Gates of Paris (Filmsonor; Lopert). Rene Clair is a moralist who never moralizes. In this picture, for instance, his moral is a weighty one. Evil is not evil, Clair says, if it does good; in real life the absolutes are relative. Yet the point is made lightly, and it hits home with benevolent accuracy.
Evil is represented by a Marseille tough (Henri Vidal) who is dashingly good-looking but sort of dumb. He takes it on the lam to Paris in a stolen car, falls asleep at the wheel, cracks up, and hides out in a shack on the outskirts of Paris. There he is discovered by the neighborhood bum (Pierre Brasseur), a charming, aging lunk who drinks all night, sleeps till noon, lives off his ancient, hardworking mother, and sulks because nobody loves him.
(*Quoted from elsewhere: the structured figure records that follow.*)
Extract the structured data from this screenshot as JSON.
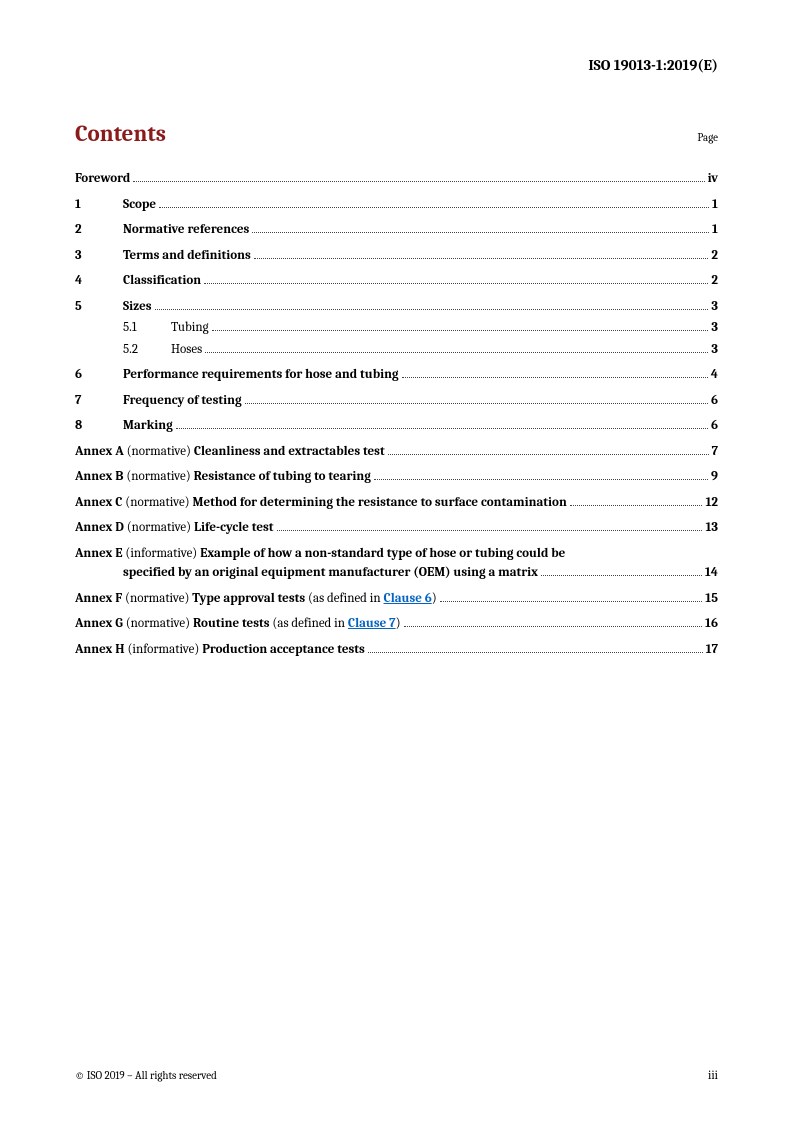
{
  "header": "ISO 19013-1:2019(E)",
  "title": "Contents",
  "page_label": "Page",
  "entries": {
    "foreword": {
      "label": "Foreword",
      "pg": "iv"
    },
    "s1": {
      "num": "1",
      "label": "Scope",
      "pg": "1"
    },
    "s2": {
      "num": "2",
      "label": "Normative references",
      "pg": "1"
    },
    "s3": {
      "num": "3",
      "label": "Terms and definitions",
      "pg": "2"
    },
    "s4": {
      "num": "4",
      "label": "Classification",
      "pg": "2"
    },
    "s5": {
      "num": "5",
      "label": "Sizes",
      "pg": "3"
    },
    "s51": {
      "num": "5.1",
      "label": "Tubing",
      "pg": "3"
    },
    "s52": {
      "num": "5.2",
      "label": "Hoses",
      "pg": "3"
    },
    "s6": {
      "num": "6",
      "label": "Performance requirements for hose and tubing",
      "pg": "4"
    },
    "s7": {
      "num": "7",
      "label": "Frequency of testing",
      "pg": "6"
    },
    "s8": {
      "num": "8",
      "label": "Marking",
      "pg": "6"
    },
    "axA": {
      "prefix": "Annex A",
      "type": " (normative) ",
      "title": "Cleanliness and extractables test",
      "pg": "7"
    },
    "axB": {
      "prefix": "Annex B",
      "type": " (normative) ",
      "title": "Resistance of tubing to tearing",
      "pg": "9"
    },
    "axC": {
      "prefix": "Annex C",
      "type": " (normative) ",
      "title": "Method for determining the resistance to surface contamination",
      "pg": "12"
    },
    "axD": {
      "prefix": "Annex D",
      "type": " (normative) ",
      "title": "Life-cycle test",
      "pg": "13"
    },
    "axE": {
      "prefix": "Annex E",
      "type": " (informative) ",
      "title1": "Example of how a non-standard type of hose or tubing could be",
      "title2": "specified by an original equipment manufacturer (OEM) using a matrix",
      "pg": "14"
    },
    "axF": {
      "prefix": "Annex F",
      "type": " (normative) ",
      "title": "Type approval tests",
      "extra1": " (as defined in ",
      "link": "Clause 6",
      "extra2": ")",
      "pg": "15"
    },
    "axG": {
      "prefix": "Annex G",
      "type": " (normative) ",
      "title": "Routine tests",
      "extra1": " (as defined in ",
      "link": "Clause 7",
      "extra2": ")",
      "pg": "16"
    },
    "axH": {
      "prefix": "Annex H",
      "type": " (informative) ",
      "title": "Production acceptance tests",
      "pg": "17"
    }
  },
  "footer": {
    "left": "© ISO 2019 – All rights reserved",
    "right": "iii"
  }
}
All at once everybody notices an amazing change in the bum's behavior. He gives up drinking, rises betimes, bustles about on mysterious errands. The quartier is delighted. The tavernkeeper's pretty daughter (Dany Carrel) invites the reconstructed wreck to a dance, and he begins to daydream about romance, riches, monograms on his shirts. And what is responsible for the change? A small thing, says Director Clair. The good-for-nothing has discovered that he is good for something--if only to hide a criminal from the police. As he happily explains to his reluctant accomplice (Georges Brassens): "At last I'm useful." Ah yes, Director Clair seems to sigh, the forces of law and order do have such a difficult time--good is almost impossible to stamp out. But then, so is evil, and in the end the moralist acknowledges that, too.
Director Clair. now 59, does not everywhere rise to his subject (taken from a novel by Rene Pallet), and at no point does he approach the artistic altitudes he reached in the '20s. But he works with a degree of taste that few moviemakers can rival, and perhaps as well as any humorist alive he achieves an exquisite thing: he laughs at life but not at people.